Mais c’est moins sur des chemins de boue et de pierre que sur les chemins de l’esprit rimbaldien que Sylvain Tesson va finalement nous emmener pour partir à la découverte du poète. Ce sont "L’Alchimie du verbe", "Une saison en enfer", qui nous sont tour à tour expliqués à travers la sensibilité, "l’hyper attention à toute chose" mais aussi la consommation d’opium et autres substances illicites du poète qui aboutiront aux "Illuminations", visions fulgurantes et fugaces appelées "images hypnagogiques".Tesson évoque Paul Claudel pour nous décrire la lecture des vers de Rimbaud, poète de la vision, en deux mots. "L’œil écoute". Page après page nous parcourons l’œuvre ayant suscité au fil du temps mille et une interprétations, tentatives d'explication de la pensée du poète.

« Mais il y a un temps pour les messages.

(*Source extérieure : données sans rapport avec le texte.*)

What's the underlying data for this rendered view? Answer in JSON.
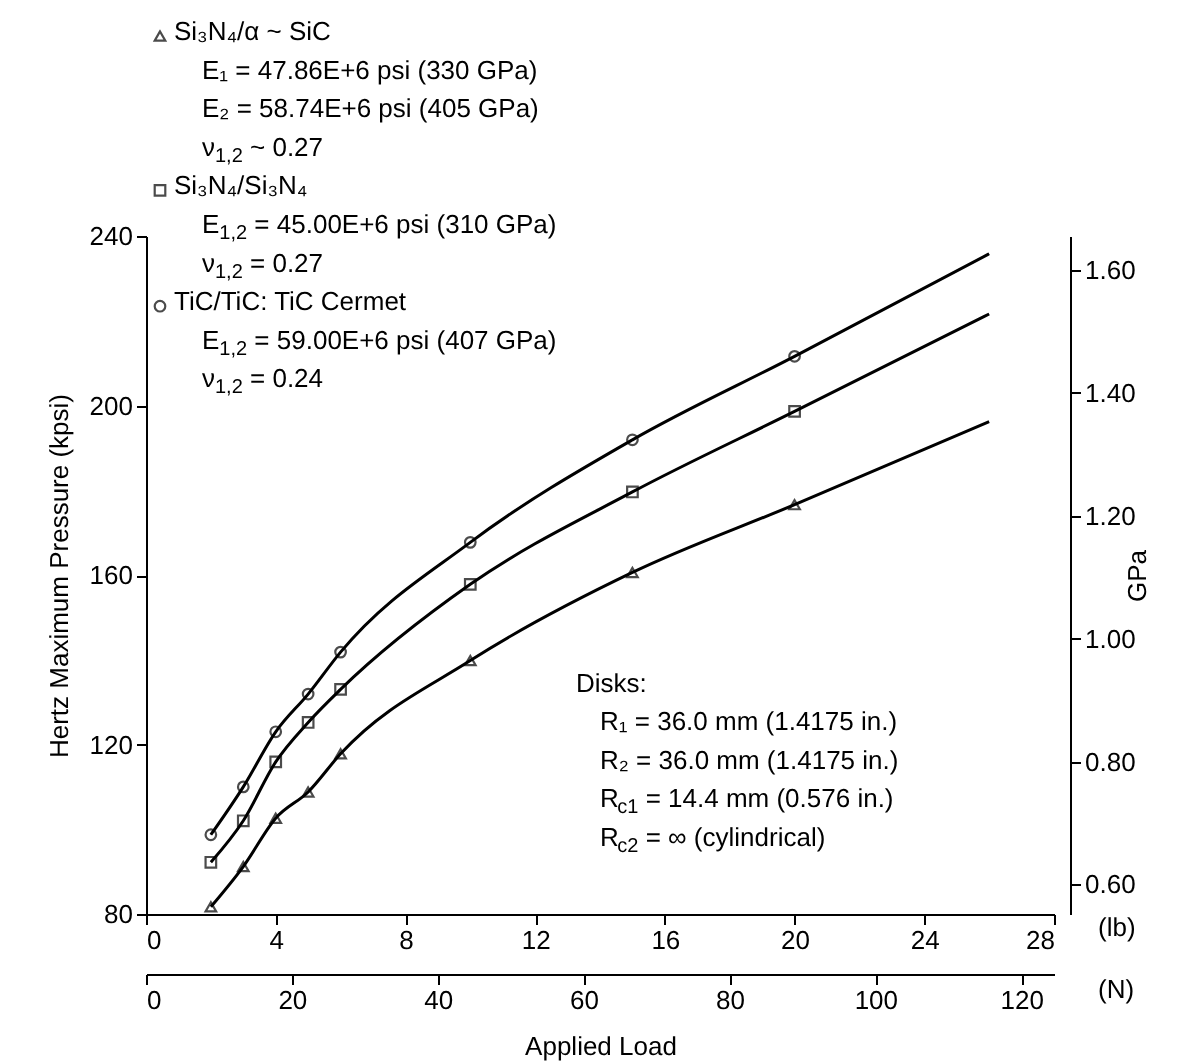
{
  "chart_data": {
    "type": "scatter",
    "xlabel": "Applied Load",
    "ylabel": "Hertz Maximum Pressure (kpsi)",
    "y2label": "GPa",
    "xlim": [
      0,
      28
    ],
    "xticks": [
      0,
      4,
      8,
      12,
      16,
      20,
      24,
      28
    ],
    "x2lim": [
      0,
      124.5
    ],
    "x2ticks": [
      0,
      20,
      40,
      60,
      80,
      100,
      120
    ],
    "ylim": [
      80,
      240
    ],
    "yticks": [
      80,
      120,
      160,
      200,
      240
    ],
    "y2lim": [
      0.552,
      1.655
    ],
    "y2ticks": [
      {
        "value": 0.6,
        "label": "0.60"
      },
      {
        "value": 0.8,
        "label": "0.80"
      },
      {
        "value": 1.0,
        "label": "1.00"
      },
      {
        "value": 1.2,
        "label": "1.20"
      },
      {
        "value": 1.4,
        "label": "1.40"
      },
      {
        "value": 1.6,
        "label": "1.60"
      }
    ],
    "grid": false,
    "legend": "top left",
    "series": [
      {
        "name": "Si₃N₄/α ~ SiC",
        "marker": "triangle",
        "color": "#000000",
        "x": [
          2,
          3,
          4,
          5,
          6,
          10,
          15,
          20
        ],
        "values": [
          81.7,
          91.2,
          102.6,
          108.8,
          117.8,
          139.8,
          160.6,
          176.6
        ]
      },
      {
        "name": "Si₃N₄/Si₃N₄",
        "marker": "square",
        "color": "#000000",
        "x": [
          2,
          3,
          4,
          5,
          6,
          10,
          15,
          20
        ],
        "values": [
          92.2,
          102,
          115.9,
          125.2,
          133,
          157.8,
          179.6,
          198.6
        ]
      },
      {
        "name": "TiC/TiC: TiC Cermet",
        "marker": "circle",
        "color": "#000000",
        "x": [
          2,
          3,
          4,
          5,
          6,
          10,
          15,
          20
        ],
        "values": [
          98.7,
          110,
          123,
          131.9,
          141.8,
          167.7,
          191.9,
          211.6
        ]
      },
      {
        "type": "line",
        "marker": "none",
        "line_style": "solid",
        "color": "#000000",
        "x": [
          2,
          3,
          4,
          5,
          6,
          10,
          15,
          20,
          26
        ],
        "values": [
          81.7,
          91.2,
          102.6,
          108.8,
          117.8,
          139.8,
          160.6,
          176.6,
          196.2
        ]
      },
      {
        "type": "line",
        "marker": "none",
        "line_style": "solid",
        "color": "#000000",
        "x": [
          2,
          3,
          4,
          5,
          6,
          10,
          15,
          20,
          26
        ],
        "values": [
          92.2,
          102,
          115.9,
          125.2,
          133,
          157.8,
          179.6,
          198.6,
          221.6
        ]
      },
      {
        "type": "line",
        "marker": "none",
        "line_style": "solid",
        "color": "#000000",
        "x": [
          2,
          3,
          4,
          5,
          6,
          10,
          15,
          20,
          26
        ],
        "values": [
          98.7,
          110,
          123,
          131.9,
          141.8,
          167.7,
          191.9,
          211.6,
          235.8
        ]
      }
    ],
    "annotations": [
      "E₁ = 47.86E+6 psi (330 GPa)\nE₂ = 58.74E+6 psi (405 GPa)\nν$_{1,2}$ ~ 0.27",
      "E$_{1,2}$ = 45.00E+6 psi (310 GPa)\nν$_{1,2}$ = 0.27",
      "E$_{1,2}$ = 59.00E+6 psi (407 GPa)\nν$_{1,2}$ = 0.24",
      "(lb)",
      "(N)",
      "Disks:",
      "R₁ = 36.0 mm (1.4175 in.)\nR₂ = 36.0 mm (1.4175 in.)\nR$_{c1}$ = 14.4 mm (0.576 in.)\nR$_{c2}$ = ∞ (cylindrical)"
    ]
  }
}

Et un temps pour tourner le kaléidoscope. »

Sylvain Tesson choisit le pur plaisir de regarder les images. Et son choix s’accorde avec ces vers tracés par le poète :

« Ces mille questions
Qui se ramifient
N’amènent au fond
Qu ivresse et folie ».

Grâce à lui nous prenons la dimension de la violence dans la liberté du génie et l’incandescence de l’œuvre.

"Définition du génie :
Savoir avant de voir, connaître avant de goûter, entendre avant d'avoir écouté. À 16 ans Rimbaud donne dans le bateau ivre des images de l'océan sans l’avoir jamais vu. Il capte la matrice maritime mieux que des voileux à la vie hauturière".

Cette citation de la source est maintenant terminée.